Pierre a même changé son nom pour commander des « Uber » ; il craint d’être ciblé en raison de son nom à consonnance juive ; « j’ai eu écho de ce qu’il s’est passé dans le 19e arrondissement, des personnes ont commandé de la nourriture casher et ont eu la visite de quinze hommes venus les agresser 25 minutes plus tard. » A Toulouse qui a connu l’horreur des attentats de 2012, les rabbins sont raccompagnés chez eux par les plus jeunes depuis le 7 octobre (date de l’attaque du Hamas) ; « les insultes fusent » raconte Léo ; « ça commence par des "Free Palestine" et puis ça va crescendo, avec l’insulte "sale juif", potentiellement un crachat, on est des cibles lorsque nous ne sommes pas invisibilisés » déplore-t-il. « On rase les murs, on ne s’expose pas, on évite de dire qu’on est juif, sinon on est en danger » confirme Alexandre.

 

Les étudiants juifs persona non grata à la Fac du Mirail ?

A l’Université Toulouse Jean-Jaurès, la tradition universaliste a-t-elle viré à un wokisme obsessionnel pro-minorité ? Pour Léo qui dirige le syndicat étudiant UEJF (Etudiants juifs de France) à Toulouse, la fac du Mirail bastion de l’extrême-gauche propalestinienne « est carrément devenue infréquentable pour les étudiants de confession juive ». « Le 9 octobre 2023, une banderole était sortie "Soutien à la résistance palestinienne" qui était clairement de l’apologie de ces actes, quand vous rentrez dans une salle de cours du Mirail et vous voyez des membres du collectif "Palestine vaincra" qui, eux aussi, ont soutenu les massacres du 7 octobre, on ne peut pas s’y épanouir. » Les Présidents de ces universités « doivent prendre leurs responsabilités. » Il insiste « très peu d'entre nous le signalent aux directions d'universités ou au procureur, car ils savent que les conséquences peuvent être désastreuses et les sanctions n’ont jamais été à la hauteur. » « Un camarade d’amphi a fait le parallèle entre les SS durant la Seconde Guerre Mondiale et Tsahal » se souvient Alexandre.

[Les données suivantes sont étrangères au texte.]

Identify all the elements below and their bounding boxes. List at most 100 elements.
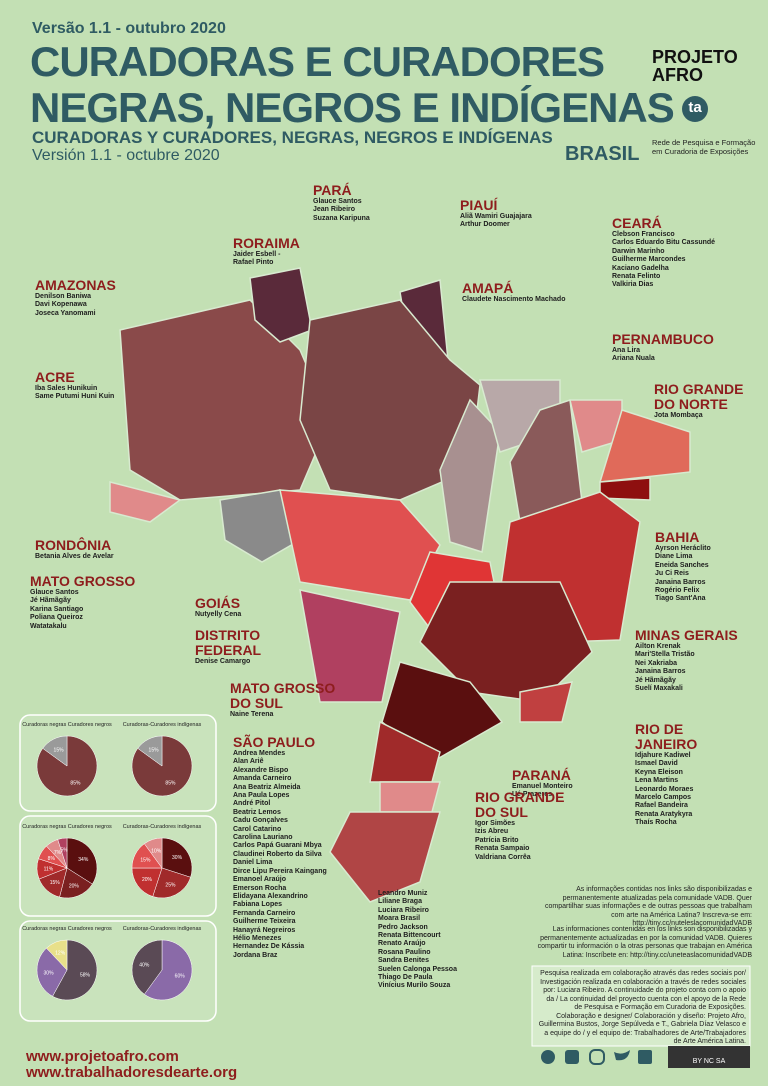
person: Renata Bittencourt <box>378 932 441 940</box>
person: Glauce Santos <box>30 589 79 596</box>
person: Guilherme Teixeira <box>233 918 296 926</box>
pie-label: 30% <box>172 855 183 861</box>
person: Ayrson Heráclito <box>655 545 711 552</box>
person: Carol Catarino <box>233 825 282 833</box>
person: Renato Araújo <box>378 940 426 948</box>
state-block: DISTRITO FEDERAL Denise Camargo <box>195 628 315 666</box>
pie-slice <box>131 867 163 897</box>
person: Jota Mombaça <box>654 412 703 419</box>
state-name: AMAPÁ <box>462 280 514 296</box>
person: Ismael David <box>635 760 678 768</box>
pie-label: 15% <box>149 747 160 753</box>
note-box <box>531 965 751 1047</box>
ta-text: Rede de Pesquisa e Formação em Curadoria… <box>652 138 756 156</box>
person: Naine Terena <box>230 711 274 718</box>
person: Fabiana Lopes <box>233 901 283 909</box>
person: Vinícius Murilo Souza <box>378 982 451 990</box>
person: Aliã Wamiri Guajajara <box>460 213 532 220</box>
person: Pedro Jackson <box>378 923 428 931</box>
person: Ana Beatriz Almeida <box>233 783 301 791</box>
state-name: ACRE <box>35 369 75 385</box>
state-region <box>249 267 313 343</box>
person: Mari'Stella Tristão <box>635 651 695 659</box>
pie-title: Curadoras-Curadores indígenas <box>123 722 202 728</box>
site: www.trabalhadoresdearte.org <box>26 1064 238 1081</box>
state-block: RIO GRANDE DO NORTE Jota Mombaça <box>654 382 764 420</box>
person: Janaina Barros <box>655 578 706 586</box>
person: Ana Lira <box>612 347 641 354</box>
state-name: RORAIMA <box>233 235 300 251</box>
person: Rafael Bandeira <box>635 802 688 810</box>
person: Valdriana Corrêa <box>475 853 531 861</box>
pie-label: 85% <box>165 781 176 787</box>
pie-label: 11% <box>44 867 54 873</box>
state-name: MINAS GERAIS <box>635 627 738 643</box>
person: Same Putumi Huni Kuin <box>35 393 115 401</box>
pie-title: Curadoras-Curadores indígenas <box>123 824 202 830</box>
person: Jean Ribeiro <box>313 206 356 214</box>
person: Glauce Santos <box>313 198 362 205</box>
pie-slice <box>161 837 193 878</box>
version-es: Versión 1.1 - octubre 2020 <box>32 147 220 164</box>
person: Leandro Muniz <box>378 890 428 897</box>
map <box>109 267 691 903</box>
person: Hélio Menezes <box>233 934 282 942</box>
credits: Pesquisa realizada em colaboração atravé… <box>538 970 746 1045</box>
pie-title: Curadoras-Curadores indígenas <box>123 926 202 932</box>
person: Janaina Barros <box>635 668 686 676</box>
person: Jordana Braz <box>233 951 278 959</box>
person: Hanayrá Negreiros <box>233 926 296 934</box>
title: CURADORAS E CURADORES <box>30 38 605 85</box>
country: BRASIL <box>565 143 640 165</box>
person: Rafael Pinto <box>233 259 274 267</box>
person: Renata Aratykyra <box>635 810 693 818</box>
person: Rogério Felix <box>655 587 700 595</box>
person: Iba Sales Hunikuin <box>35 385 98 392</box>
pie-slice <box>36 947 68 997</box>
license: BY NC SA <box>692 1058 726 1065</box>
person: Emanoel Araújo <box>233 876 287 884</box>
state-block: AMAPÁ Claudete Nascimento Machado <box>462 280 565 304</box>
pie-slice <box>152 867 191 899</box>
state-name: PARANÁ <box>512 767 571 783</box>
person: Suelen Calonga Pessoa <box>378 965 457 973</box>
state-name: DISTRITO FEDERAL <box>195 627 262 658</box>
pie-label: 12% <box>55 951 66 957</box>
subtitle: CURADORAS Y CURADORES, NEGRAS, NEGROS E … <box>32 128 553 147</box>
state-name: AMAZONAS <box>35 277 116 293</box>
pie-title: Curadoras negras Curadores negros <box>22 926 112 932</box>
person: Emanuel Monteiro <box>512 783 573 790</box>
person: Beatriz Lemos <box>233 808 281 816</box>
state-name: PERNAMBUCO <box>612 331 714 347</box>
pie-label: 10% <box>151 848 162 854</box>
state-name: MATO GROSSO <box>30 573 136 589</box>
state-region <box>519 681 574 723</box>
state-name: CEARÁ <box>612 215 662 231</box>
person: Renata Sampaio <box>475 845 530 853</box>
person: Carlos Papá Guarani Mbya <box>233 842 322 850</box>
person: Elidayana Alexandrino <box>233 892 308 900</box>
state-block: RIO DE JANEIRO Idjahure Kadiwel Ismael Dav… <box>635 722 735 828</box>
person: Diane Lima <box>655 553 693 561</box>
pie-label: 8% <box>48 856 56 862</box>
pie-slice <box>46 939 68 971</box>
pie-label: 25% <box>165 883 176 889</box>
person: Carolina Lauriano <box>233 834 293 842</box>
person: Guilherme Marcondes <box>612 256 686 264</box>
state-name: RIO GRANDE DO NORTE <box>654 381 744 412</box>
person: Fernanda Carneiro <box>233 909 296 917</box>
person: Jé Hãmãgãy <box>30 597 71 605</box>
person: Darwin Marinho <box>612 247 665 255</box>
person: Sandra Benites <box>378 957 429 965</box>
state-block: GOIÁS Nutyelly Cena <box>195 596 315 619</box>
state-region <box>219 489 301 563</box>
person: Nutyelly Cena <box>195 611 242 618</box>
pie-slice <box>59 867 93 899</box>
pie-slice <box>57 837 68 869</box>
person: Kaciano Gadelha <box>612 264 669 272</box>
person: Jé Hãmãgãy <box>635 676 676 684</box>
state-block: PARÁ Glauce Santos Jean Ribeiro Suzana Kari… <box>313 183 423 223</box>
person: Keyna Eleison <box>635 768 683 776</box>
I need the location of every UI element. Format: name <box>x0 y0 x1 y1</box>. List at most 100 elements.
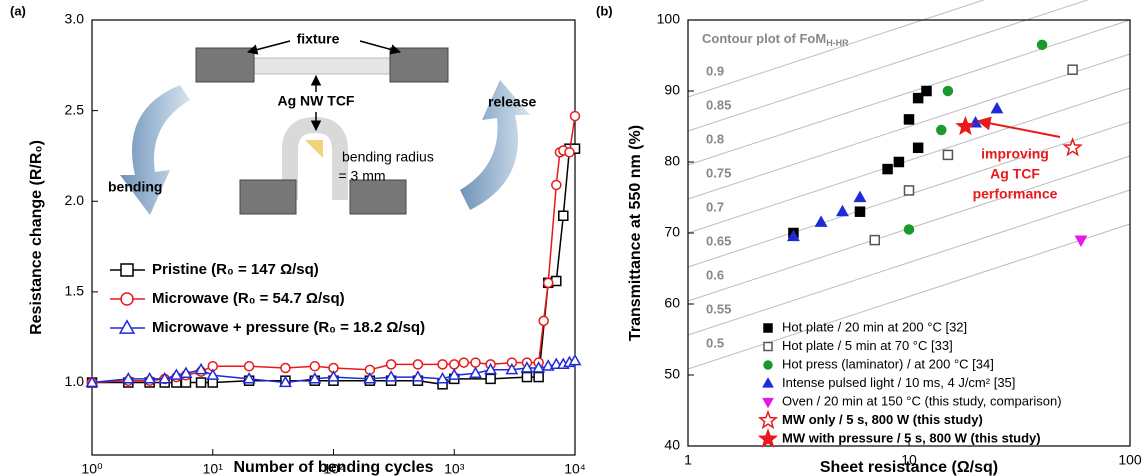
legend-label: Oven / 20 min at 150 °C (this study, com… <box>782 393 1062 408</box>
marker <box>903 224 915 235</box>
annotation-arrow <box>976 116 1061 138</box>
x-tick-label: 10 <box>901 452 917 468</box>
marker <box>903 185 915 196</box>
contour-label: 0.75 <box>706 165 731 180</box>
contour-line <box>687 19 1131 166</box>
marker <box>485 373 496 385</box>
marker <box>942 149 954 161</box>
marker <box>195 377 207 388</box>
annotation: fixture <box>297 31 340 47</box>
marker <box>363 371 377 384</box>
marker <box>280 362 291 374</box>
y-tick-label: 80 <box>664 153 680 169</box>
x-tick-label: 10¹ <box>203 461 224 476</box>
panel-label: (b) <box>596 3 613 18</box>
marker <box>533 371 544 383</box>
contour-label: 0.65 <box>706 233 731 248</box>
marker <box>411 370 425 382</box>
marker <box>921 85 932 97</box>
x-axis-title: Number of bending cycles <box>233 459 433 476</box>
marker <box>243 360 255 372</box>
contour-label: 0.7 <box>706 199 724 214</box>
marker <box>814 215 828 227</box>
legend-label: MW with pressure / 5 s, 800 W (this stud… <box>782 430 1041 445</box>
contour-label: 0.85 <box>706 97 731 112</box>
y-tick-label: 1.0 <box>65 373 85 389</box>
x-tick-label: 10² <box>323 461 344 476</box>
contour-line <box>687 0 1089 132</box>
marker <box>912 142 924 154</box>
panel-label: (a) <box>10 3 26 18</box>
marker <box>447 368 461 380</box>
marker <box>538 315 549 327</box>
contour-title-sub: H-HR <box>826 38 849 48</box>
annotation: bending <box>108 179 162 195</box>
marker <box>757 428 779 448</box>
marker <box>869 234 881 246</box>
marker <box>385 359 397 370</box>
marker <box>158 371 172 384</box>
marker <box>763 360 773 370</box>
legend-label: Pristine (R₀ = 147 Ω/sq) <box>152 261 319 278</box>
contour-label: 0.55 <box>706 301 731 316</box>
y-tick-label: 1.5 <box>65 283 85 299</box>
marker <box>1067 64 1078 75</box>
marker <box>121 371 135 384</box>
contour-line <box>687 189 1131 336</box>
marker <box>327 370 340 382</box>
marker <box>762 377 774 388</box>
marker <box>484 362 498 375</box>
x-tick-label: 1 <box>684 452 692 468</box>
marker <box>169 368 183 380</box>
marker <box>1062 137 1083 157</box>
marker <box>436 371 450 384</box>
marker <box>568 353 582 366</box>
marker <box>470 357 481 368</box>
marker <box>384 370 398 382</box>
marker <box>893 156 905 168</box>
marker <box>990 101 1004 114</box>
marker <box>206 368 220 380</box>
x-tick-label: 10³ <box>444 461 465 476</box>
marker <box>882 163 893 175</box>
legend-label: MW only / 5 s, 800 W (this study) <box>782 412 983 427</box>
marker <box>853 190 867 203</box>
x-tick-label: 10⁴ <box>564 461 586 476</box>
marker <box>469 366 482 379</box>
contour-label: 0.8 <box>706 131 724 146</box>
marker <box>120 292 134 306</box>
marker <box>1036 39 1048 51</box>
marker <box>551 179 562 191</box>
annotation: improving <box>981 146 1049 162</box>
marker <box>762 397 774 409</box>
marker <box>449 359 460 370</box>
contour-label: 0.9 <box>706 63 724 78</box>
y-tick-label: 2.0 <box>65 192 85 208</box>
y-tick-label: 50 <box>664 366 680 382</box>
y-tick-label: 100 <box>657 11 681 27</box>
marker <box>786 229 800 242</box>
marker <box>564 147 575 158</box>
y-tick-label: 90 <box>664 82 680 98</box>
contour-title: Contour plot of FoMH-HR <box>702 31 849 48</box>
marker <box>836 204 849 217</box>
y-tick-label: 60 <box>664 295 680 311</box>
marker <box>278 375 292 388</box>
marker <box>308 371 322 384</box>
marker <box>143 371 157 384</box>
x-tick-label: 10⁰ <box>81 461 103 476</box>
marker <box>458 357 470 368</box>
marker <box>118 319 136 334</box>
marker <box>955 115 976 136</box>
marker <box>85 375 99 388</box>
marker <box>194 362 208 375</box>
marker <box>412 359 424 370</box>
y-axis-title: Resistance change (R/R₀) <box>28 140 45 335</box>
legend-label: Intense pulsed light / 10 ms, 4 J/cm² [3… <box>782 375 1015 390</box>
marker <box>936 124 947 136</box>
marker <box>569 110 581 122</box>
marker <box>521 371 533 383</box>
contour-line <box>687 0 986 98</box>
legend-label: Hot plate / 5 min at 70 °C [33] <box>782 338 953 353</box>
marker <box>179 366 193 379</box>
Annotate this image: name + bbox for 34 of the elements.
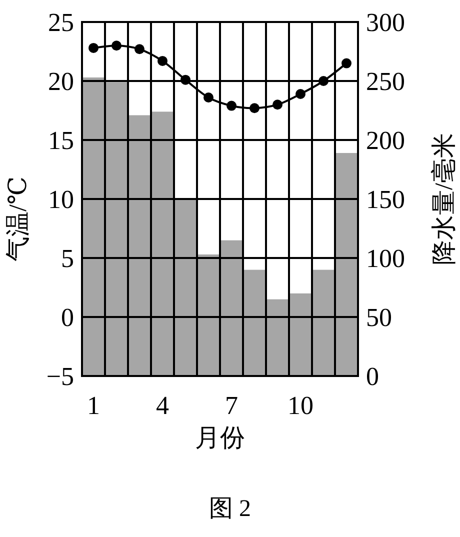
x-tick-label: 1 [87,391,100,420]
y2-tick-label: 0 [366,362,379,391]
y-axis-title: 气温/℃ [5,176,32,262]
x-tick-label: 4 [156,391,169,420]
point [226,100,236,111]
y2-tick-label: 150 [366,185,405,214]
y-tick-label: 0 [61,303,74,332]
y-tick-label: 10 [48,185,74,214]
y2-tick-label: 200 [366,126,405,155]
point [318,76,328,86]
x-axis-title: 月份 [195,425,245,452]
point [296,88,306,99]
point [134,44,144,54]
point [204,92,214,103]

Suite à ce paragraphe, l'Université Toulouse Jean-Jaurès évoque « un amalgame qui associe toute la communauté de l'université [...] à certaines positions relatives à la situation au Proche-Orient. Or, nul ne peut ainsi réduire à une position aussi univoque une communauté qui compte plus de 2000 membres du personnel et 32 000 étudiants et étudiantes ». Concernant l'université « carrément devenu infréquentable pour les étudiants de confession juive », la structure indique que « depuis toujours et plus particulièrement depuis le 7 octobre, elle veille en continu à ce que les opinions exprimées au sein de l'établissement, à l'oral comme à l'écrit, demeurent respectureuses du cadre de la loi ». L'Université rappelle également « sa condamnation catégorique et son rejet absolu de l'antisémitisme et de toute forme de discrimination. »

 

De l’antisionisme de l’extrême-gauche à l’antisémitisme de la tradition islamique 

La République est-elle défaillante quand de jeunes français juifs ne peuvent pas circuler ou étudier librement ? « L’Etat est à nos côtés » mais « il a aussi failli » ; « ça fait 10 ans que l’antisémitisme est de retour, qu’il y a des rabbins qui se font insulter dans la rue, 10 ans que des enfants se font harceler et doivent quitter les collèges et lycées publics ». A-t-on affaire dans les rues de France à l’antisémitisme traditionnel français, « maurassien », qu’on pensait tombé dans les poubelles de l’Histoire ou cette haine décomplexée est-elle le fait de compatriotes musulmans, souvent jeunes et ignorants ? « On voit les stories Instagram littéralement antisionistes et antisémites ». Léo est convaincu de l'existence « d'une majorité invisible » dans l'Islam, qui ne confond pas soutien à la cause palestinienne et rejet des Juifs. « Peut-être y a-t-il eu un problème lié à l’éducation ?» se questionne-t-il refusant toute généralisation ; il souligne : « les responsables communautaires musulmans doivent continuer d'être présents dans la lutte contre l’antisémitisme », ses deux coreligionnaires ne préfèreront pas s’exprimer sur ce sujet « trop sensible »... A Toulouse, le rassemblement contre l'antisémitisme se tient ce dimanche place du Capitole, à 16 heures.

 

* les prénoms ont été changés à la demande des intéressés.